In vivo anti-tumor effect of the Aurora B inhibitor AZD1152. A, A375 melanoma cells (2.5 × 10⁶) were subcutaneously engrafted in athymic nude mice. Mice were injected with the vehicle alone (Ct) or with AZD1152-HQPA. The growth tumor curves were determined by measuring the tumor volume using the equation V = (L × W²)/2. Results are presented as mean (±S.E.) tumor volumes (mm³), and p values are from Student's t test (*, p = 0.05; **, p = 0.01; ***, p = 0.001) comparing tumor size in AZD1152-HQPA-treated versus vehicle at each point. B, representative images and means of subcutaneous tumor weight from control (Ct) and AZD1152-HQPA treated mice are shown. C, TUNEL assay on 7-μm tumor sections.

FIGURE 5.

Aurora B level is up-regulated upon growth factor ERK pathway. MeWo cells were treated with increasing duration of HGF (10 ng/ml) (A), EGF (10 ng/ml) (B), or PDGF (20 ng/ml) (C). Western blots were performed for Aurora B, p-ERK1/2, and ERK2. The densitometric scanning of the AURKB immunoblot bands was performed digitally using the ImageJ software program (National Institutes of Health) and was normalized to the total ERK expression levels.

FIGURE 6.

Aurora B mRNA and protein levels are decreased in response to ERK inhibition. A, A375 melanoma cells were exposed to pharmacological inhibitors of the ERK (U0126, 10 μm) and PI3K (LY294002, 10 μm) signaling pathways for 48 h and were analyzed by Western blotting. B, quantitative PCR analysis of Aurora B and FOXM1 mRNA expression in A375 (upper panel) and 501mel (bottom panel) melanoma cells treated with vemurafenib (V, 10 μm) or UO126 (UO, 10 μm) for 48 h. C is control. C, A375 (left panel) or 501mel (right panel) melanoma cells were exposed to vemurafenib (V, 10 μm) or UO126 (UO, 10 μm) for 48 h. Cell lysates were analyzed by Western blotting. C is control. D, Western blot analysis of lysates from A375 (left panel) or 501mel (right panel) transfected with scrambled siRNA control (siC) or FOXM1 siRNA (siFOXM1).

FIGURE 7.

Aurora B is re-expressed in vemurafenib-resistant melanoma cells. Freshly isolated human melanoma cells (#1) (left panel) (A) and WM9 cell line (right panel) (B) were rendered resistant to vemurafenib by continuous in vitro culture in increasing concentrations of the drug. Cell viability of the parental (vemurafenib-sensitive) (S) and of the resistant (R) melanoma cells treated with vemurafenib 5 and 10 μm for 48 h was assessed by XTT. C and D, vemurafenib-sensitive (S) and -resistant (R) melanoma cells (#1, left panel and WM9, right panel) were treated with 5 μm vemurafenib. Cell lysates were analyzed by Western blotting with the indicated antibodies. E, effect of vemurafenib 5 and 10 μm on the number of MeWo melanoma cells by cell count. F, MeWo melanoma cells were exposed to 5 and 10 μm vemurafenib for the time indicated on the figure and analyzed by Western blot with the indicated antibodies.

FIGURE 8.

Aurora B is a potential therapeutic target in vemurafenib-resistant melanoma cells.

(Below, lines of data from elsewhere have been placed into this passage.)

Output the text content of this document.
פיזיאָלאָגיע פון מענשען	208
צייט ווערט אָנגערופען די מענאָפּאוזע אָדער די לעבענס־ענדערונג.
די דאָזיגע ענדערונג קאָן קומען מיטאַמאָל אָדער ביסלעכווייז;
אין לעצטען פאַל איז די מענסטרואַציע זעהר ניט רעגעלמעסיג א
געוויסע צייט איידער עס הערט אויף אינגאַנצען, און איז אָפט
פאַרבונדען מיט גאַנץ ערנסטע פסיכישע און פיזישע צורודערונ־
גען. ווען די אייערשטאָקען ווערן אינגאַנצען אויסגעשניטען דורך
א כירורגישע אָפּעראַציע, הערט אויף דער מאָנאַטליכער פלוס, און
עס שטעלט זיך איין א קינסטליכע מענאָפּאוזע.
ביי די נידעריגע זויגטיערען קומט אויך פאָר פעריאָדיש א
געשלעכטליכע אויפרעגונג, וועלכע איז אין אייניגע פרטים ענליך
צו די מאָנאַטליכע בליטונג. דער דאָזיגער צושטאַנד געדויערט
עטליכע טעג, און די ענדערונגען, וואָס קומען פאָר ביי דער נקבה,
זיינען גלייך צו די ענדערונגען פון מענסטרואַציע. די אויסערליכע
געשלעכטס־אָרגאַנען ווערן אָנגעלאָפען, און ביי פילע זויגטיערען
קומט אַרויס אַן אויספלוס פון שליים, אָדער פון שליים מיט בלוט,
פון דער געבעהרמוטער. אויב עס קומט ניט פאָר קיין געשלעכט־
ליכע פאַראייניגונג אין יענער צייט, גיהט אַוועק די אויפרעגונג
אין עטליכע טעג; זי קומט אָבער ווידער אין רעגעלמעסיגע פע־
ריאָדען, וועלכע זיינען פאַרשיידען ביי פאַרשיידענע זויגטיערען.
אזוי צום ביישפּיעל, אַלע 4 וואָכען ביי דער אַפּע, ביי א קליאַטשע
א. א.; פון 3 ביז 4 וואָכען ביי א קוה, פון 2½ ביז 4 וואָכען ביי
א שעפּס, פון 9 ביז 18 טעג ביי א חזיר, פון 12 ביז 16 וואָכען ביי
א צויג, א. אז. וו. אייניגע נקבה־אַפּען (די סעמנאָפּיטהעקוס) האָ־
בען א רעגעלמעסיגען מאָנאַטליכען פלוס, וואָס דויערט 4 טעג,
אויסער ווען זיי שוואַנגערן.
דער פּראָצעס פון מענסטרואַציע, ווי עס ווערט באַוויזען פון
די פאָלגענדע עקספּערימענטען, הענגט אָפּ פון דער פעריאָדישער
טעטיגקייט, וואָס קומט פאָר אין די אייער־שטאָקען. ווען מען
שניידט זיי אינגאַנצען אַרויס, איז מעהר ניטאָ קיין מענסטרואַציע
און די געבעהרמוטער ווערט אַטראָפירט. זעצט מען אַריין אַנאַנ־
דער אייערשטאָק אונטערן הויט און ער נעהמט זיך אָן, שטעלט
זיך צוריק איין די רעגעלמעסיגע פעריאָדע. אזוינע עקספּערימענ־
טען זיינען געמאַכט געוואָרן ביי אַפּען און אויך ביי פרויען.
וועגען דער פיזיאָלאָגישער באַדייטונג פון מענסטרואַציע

A and B, XTT proliferation assay was performed on the vemurafenib-sensitive (S) and -resistant (R) melanoma cells (#1, left panel and WM9, right panel) treated with increasing concentrations of vemurafenib or AZD1152 for 48 h. Data are significantly different from the sensitive cells at **, p < 0.01, and *, p < 0.05. C and D, Western blot experiment of cell lysates from vemurafenib-sensitive (S) and -resistant (R) melanoma cells (#1, left panel, and WM9, right panel) transfected with Aurora B-specific inhibitor for 96 h.